EMERGING TECH
EMERGING TECH
EMERGING TECH
While there’s much discussion about how robots will one day replace humans in many different types of jobs, that day may still be a long time in coming, at least in the security field, following an incident between a security robot and a drunk man in the heart of Silicon Valley.
Forty-one-year-old Jason Sylvain is alleged to have knocked down a robot that was built to prevent crime near Terra Bella and Linda Vista Avenue in Mountain View. The robot, a five-foot tall, 300-pound Knightscope K5 model, was patrolling a shopping center at the time. Sylvain, for reasons unknown, decided to punch the nearly defenseless robot to the ground — nearly defenseless in that it is able to spin in a circle and whistle should it feel it is under attack.
“I think this is a pretty pathetic incident because it shows how spineless the drunk guys in Silicon Valley really are because they attack a victim who doesn’t even have any arms,” Mountain View resident Eamonn Callon told ABC7.

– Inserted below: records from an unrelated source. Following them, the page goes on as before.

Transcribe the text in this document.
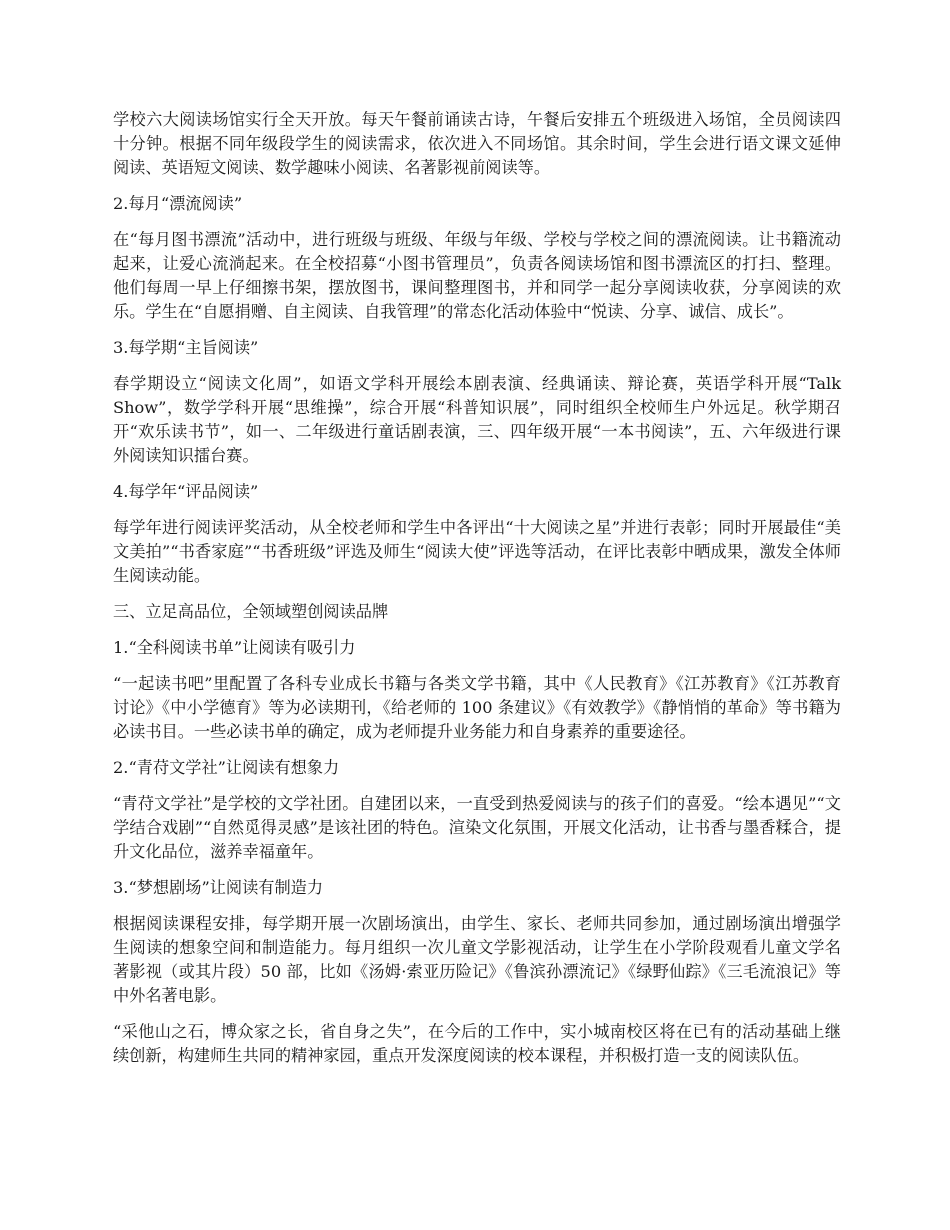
学校六大阅读场馆实行全天开放。每天午餐前诵读古诗，午餐后安排五个班级进入场馆，全员阅读四十分钟。根据不同年级段学生的阅读需求，依次进入不同场馆。其余时间，学生会进行语文课文延伸阅读、英语短文阅读、数学趣味小阅读、名著影视前阅读等。

2.每月“漂流阅读”

在“每月图书漂流”活动中，进行班级与班级、年级与年级、学校与学校之间的漂流阅读。让书籍流动起来，让爱心流淌起来。在全校招募“小图书管理员”，负责各阅读场馆和图书漂流区的打扫、整理。他们每周一早上仔细擦书架，摆放图书，课间整理图书，并和同学一起分享阅读收获，分享阅读的欢乐。学生在“自愿捐赠、自主阅读、自我管理”的常态化活动体验中“悦读、分享、诚信、成长”。

3.每学期“主旨阅读”

春学期设立“阅读文化周”，如语文学科开展绘本剧表演、经典诵读、辩论赛，英语学科开展“Talk Show”，数学学科开展“思维操”，综合开展“科普知识展”，同时组织全校师生户外远足。秋学期召开“欢乐读书节”，如一、二年级进行童话剧表演，三、四年级开展“一本书阅读”，五、六年级进行课外阅读知识擂台赛。

4.每学年“评品阅读”

每学年进行阅读评奖活动，从全校老师和学生中各评出“十大阅读之星”并进行表彰；同时开展最佳“美文美拍”“书香家庭”“书香班级”评选及师生“阅读大使”评选等活动，在评比表彰中晒成果，激发全体师生阅读动能。

三、立足高品位，全领域塑创阅读品牌

1.“全科阅读书单”让阅读有吸引力

“一起读书吧”里配置了各科专业成长书籍与各类文学书籍，其中《人民教育》《江苏教育》《江苏教育讨论》《中小学德育》等为必读期刊，《给老师的 100 条建议》《有效教学》《静悄悄的革命》等书籍为必读书目。一些必读书单的确定，成为老师提升业务能力和自身素养的重要途径。

2.“青苻文学社”让阅读有想象力

“青苻文学社”是学校的文学社团。自建团以来，一直受到热爱阅读与的孩子们的喜爱。“绘本遇见”“文学结合戏剧”“自然觅得灵感”是该社团的特色。渲染文化氛围，开展文化活动，让书香与墨香糅合，提升文化品位，滋养幸福童年。

3.“梦想剧场”让阅读有制造力

根据阅读课程安排，每学期开展一次剧场演出，由学生、家长、老师共同参加，通过剧场演出增强学生阅读的想象空间和制造能力。每月组织一次儿童文学影视活动，让学生在小学阶段观看儿童文学名著影视（或其片段）50 部，比如《汤姆·索亚历险记》《鲁滨孙漂流记》《绿野仙踪》《三毛流浪记》等中外名著电影。

“采他山之石，博众家之长，省自身之失”，在今后的工作中，实小城南校区将在已有的活动基础上继续创新，构建师生共同的精神家园，重点开发深度阅读的校本课程，并积极打造一支的阅读队伍。
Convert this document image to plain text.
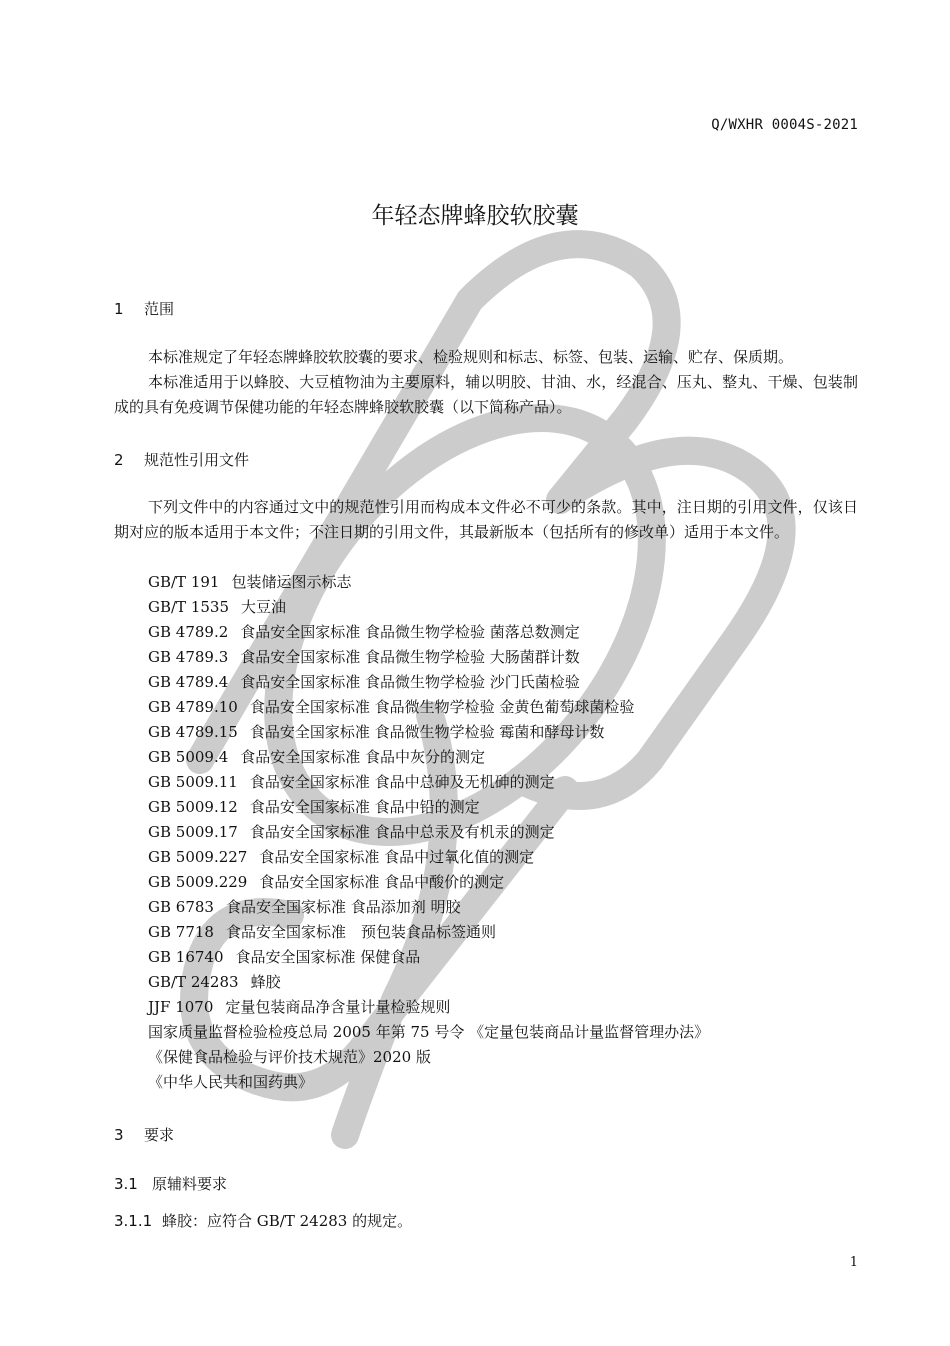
Q/WXHR 0004S-2021
年轻态牌蜂胶软胶囊
1 范围

本标准规定了年轻态牌蜂胶软胶囊的要求、检验规则和标志、标签、包装、运输、贮存、保质期。

本标准适用于以蜂胶、大豆植物油为主要原料，辅以明胶、甘油、水，经混合、压丸、整丸、干燥、包装制成的具有免疫调节保健功能的年轻态牌蜂胶软胶囊（以下简称产品）。

2 规范性引用文件

下列文件中的内容通过文中的规范性引用而构成本文件必不可少的条款。其中，注日期的引用文件，仅该日期对应的版本适用于本文件；不注日期的引用文件，其最新版本（包括所有的修改单）适用于本文件。

GB/T 191 包装储运图示标志
GB/T 1535 大豆油
GB 4789.2 食品安全国家标准 食品微生物学检验 菌落总数测定
GB 4789.3 食品安全国家标准 食品微生物学检验 大肠菌群计数
GB 4789.4 食品安全国家标准 食品微生物学检验 沙门氏菌检验
GB 4789.10 食品安全国家标准 食品微生物学检验 金黄色葡萄球菌检验
GB 4789.15 食品安全国家标准 食品微生物学检验 霉菌和酵母计数
GB 5009.4 食品安全国家标准 食品中灰分的测定
GB 5009.11 食品安全国家标准 食品中总砷及无机砷的测定
GB 5009.12 食品安全国家标准 食品中铅的测定
GB 5009.17 食品安全国家标准 食品中总汞及有机汞的测定
GB 5009.227 食品安全国家标准 食品中过氧化值的测定
GB 5009.229 食品安全国家标准 食品中酸价的测定
GB 6783 食品安全国家标准 食品添加剂 明胶
GB 7718 食品安全国家标准　预包装食品标签通则
GB 16740 食品安全国家标准 保健食品
GB/T 24283 蜂胶
JJF 1070 定量包装商品净含量计量检验规则
国家质量监督检验检疫总局 2005 年第 75 号令 《定量包装商品计量监督管理办法》
《保健食品检验与评价技术规范》2020 版
《中华人民共和国药典》
3 要求
3.1 原辅料要求
3.1.1 蜂胶：应符合 GB/T 24283 的规定。
1
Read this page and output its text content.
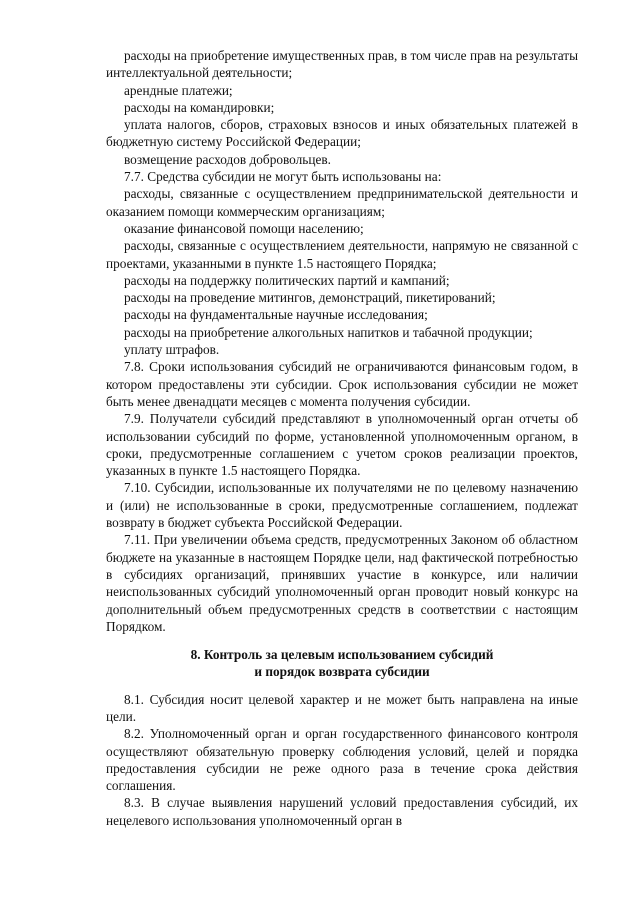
расходы на приобретение имущественных прав, в том числе прав на результаты интеллектуальной деятельности;

арендные платежи;

расходы на командировки;

уплата налогов, сборов, страховых взносов и иных обязательных платежей в бюджетную систему Российской Федерации;

возмещение расходов добровольцев.

7.7. Средства субсидии не могут быть использованы на:

расходы, связанные с осуществлением предпринимательской деятельности и оказанием помощи коммерческим организациям;

оказание финансовой помощи населению;

расходы, связанные с осуществлением деятельности, напрямую не связанной с проектами, указанными в пункте 1.5 настоящего Порядка;

расходы на поддержку политических партий и кампаний;

расходы на проведение митингов, демонстраций, пикетирований;

расходы на фундаментальные научные исследования;

расходы на приобретение алкогольных напитков и табачной продукции;

уплату штрафов.

7.8. Сроки использования субсидий не ограничиваются финансовым годом, в котором предоставлены эти субсидии. Срок использования субсидии не может быть менее двенадцати месяцев с момента получения субсидии.

7.9. Получатели субсидий представляют в уполномоченный орган отчеты об использовании субсидий по форме, установленной уполномоченным органом, в сроки, предусмотренные соглашением с учетом сроков реализации проектов, указанных в пункте 1.5 настоящего Порядка.

7.10. Субсидии, использованные их получателями не по целевому назначению и (или) не использованные в сроки, предусмотренные соглашением, подлежат возврату в бюджет субъекта Российской Федерации.

7.11. При увеличении объема средств, предусмотренных Законом об областном бюджете на указанные в настоящем Порядке цели, над фактической потребностью в субсидиях организаций, принявших участие в конкурсе, или наличии неиспользованных субсидий уполномоченный орган проводит новый конкурс на дополнительный объем предусмотренных средств в соответствии с настоящим Порядком.

8. Контроль за целевым использованием субсидий
и порядок возврата субсидии

8.1. Субсидия носит целевой характер и не может быть направлена на иные цели.

8.2. Уполномоченный орган и орган государственного финансового контроля осуществляют обязательную проверку соблюдения условий, целей и порядка предоставления субсидии не реже одного раза в течение срока действия соглашения.

8.3. В случае выявления нарушений условий предоставления субсидий, их нецелевого использования уполномоченный орган в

Despite its inability to fight back against drunken aggressors, Knightscope spun the abject failure of its robot as a positive, with a spokesman saying that “it’s a testament to the technology that police caught the aggressor and booked in him jail.” To be fair to the company, the K5 is only designed to alert security guards to disturbances and detect known shoplifters with its camera, not to provide physical security against local drunks who like to use it as a punching bag.
Although the robot lacks defenses, it apparently is can inflict damage. Another unit ran over and injured a 16-month-old child at a Stanford Shopping Center in 2016.
For those concerned about the welfare of the robot, it apparently suffered only minor scratches and is back on the beat defending the citizens of Silicon Valley. Sylvain has been charged with prowling and public intoxication, though it’s not clear from reports whether he will be charged with robot assault at a later date.